Abstract

The work of Larner on neoliberalism (e.g. Larner, 2003 , 2011 ) has had an important influence on scholars in the arguably most neoliberalized of economies – New Zealand ( Larner et al., 2007 ). Of particular importance is the direct confrontation of one of the key implicit framings within the prior scholarship on neoliberalism which has tended to equate all economic change during the last two decades as being caused by neoliberalization and all outcomes of these transformations as automatically bad. Larner (2011) argues for a decentring of the neoliberalism narrative as a sole explanation of all change in places like New Zealand.
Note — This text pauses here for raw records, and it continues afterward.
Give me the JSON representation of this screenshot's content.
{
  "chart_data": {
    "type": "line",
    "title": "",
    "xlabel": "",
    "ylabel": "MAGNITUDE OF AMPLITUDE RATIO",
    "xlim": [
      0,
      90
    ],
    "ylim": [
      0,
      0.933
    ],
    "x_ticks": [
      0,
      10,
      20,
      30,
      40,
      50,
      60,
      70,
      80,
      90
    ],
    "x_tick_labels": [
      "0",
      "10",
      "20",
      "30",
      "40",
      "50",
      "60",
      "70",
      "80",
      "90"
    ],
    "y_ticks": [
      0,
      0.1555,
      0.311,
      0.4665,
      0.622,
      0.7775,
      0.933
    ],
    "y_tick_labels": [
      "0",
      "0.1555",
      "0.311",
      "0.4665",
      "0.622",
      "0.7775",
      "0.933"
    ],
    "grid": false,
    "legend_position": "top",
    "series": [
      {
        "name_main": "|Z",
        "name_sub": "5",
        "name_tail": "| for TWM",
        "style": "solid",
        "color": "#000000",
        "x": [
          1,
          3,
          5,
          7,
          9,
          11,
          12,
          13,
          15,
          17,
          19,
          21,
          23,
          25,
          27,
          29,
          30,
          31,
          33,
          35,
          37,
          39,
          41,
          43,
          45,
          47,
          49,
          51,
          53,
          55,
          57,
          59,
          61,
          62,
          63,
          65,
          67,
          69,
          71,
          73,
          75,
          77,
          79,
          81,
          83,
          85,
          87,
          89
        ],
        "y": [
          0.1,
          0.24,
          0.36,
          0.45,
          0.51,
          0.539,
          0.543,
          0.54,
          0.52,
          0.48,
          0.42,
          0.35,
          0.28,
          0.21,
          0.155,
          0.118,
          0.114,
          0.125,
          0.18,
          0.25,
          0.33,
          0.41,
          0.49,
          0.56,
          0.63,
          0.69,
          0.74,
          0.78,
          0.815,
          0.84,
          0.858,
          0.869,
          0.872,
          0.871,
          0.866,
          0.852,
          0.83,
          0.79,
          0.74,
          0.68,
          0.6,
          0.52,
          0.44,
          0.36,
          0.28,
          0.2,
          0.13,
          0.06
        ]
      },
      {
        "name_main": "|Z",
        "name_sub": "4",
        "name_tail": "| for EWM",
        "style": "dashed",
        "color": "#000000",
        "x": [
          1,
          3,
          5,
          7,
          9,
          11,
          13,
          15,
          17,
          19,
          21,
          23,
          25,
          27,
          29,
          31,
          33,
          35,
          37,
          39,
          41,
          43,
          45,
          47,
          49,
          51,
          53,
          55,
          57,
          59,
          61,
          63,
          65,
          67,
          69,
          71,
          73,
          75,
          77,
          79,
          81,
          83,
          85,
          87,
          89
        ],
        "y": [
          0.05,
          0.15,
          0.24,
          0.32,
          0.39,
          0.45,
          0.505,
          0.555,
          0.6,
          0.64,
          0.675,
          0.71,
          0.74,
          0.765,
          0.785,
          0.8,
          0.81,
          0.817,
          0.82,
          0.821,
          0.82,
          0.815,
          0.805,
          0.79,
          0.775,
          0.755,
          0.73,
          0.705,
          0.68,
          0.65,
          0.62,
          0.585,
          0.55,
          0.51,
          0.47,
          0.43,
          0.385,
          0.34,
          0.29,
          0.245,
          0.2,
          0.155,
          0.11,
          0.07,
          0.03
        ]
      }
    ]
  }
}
This commentary uses the revised approach of Larner and her New Zealand collaborators – Richard Le Heron and Nick Lewis – to briefly examine the consequences of neoliberalization in the context of state-funded science institutions in New Zealand. The result is an understanding of neoliberalization in the context of state-funded knowledge-production that recognizes multiple outcomes which resulted in both a reaffirmation of a core political project around traditional agricultural science, as well as the simultaneous emergence of new approaches, concepts and challenges. These new approaches are demonstrated by a group of new ‘transdisciplinary’ or methodologically innovative projects that are producing new kinds of knowledge about key transformations in primary production and new economic land use in New Zealand.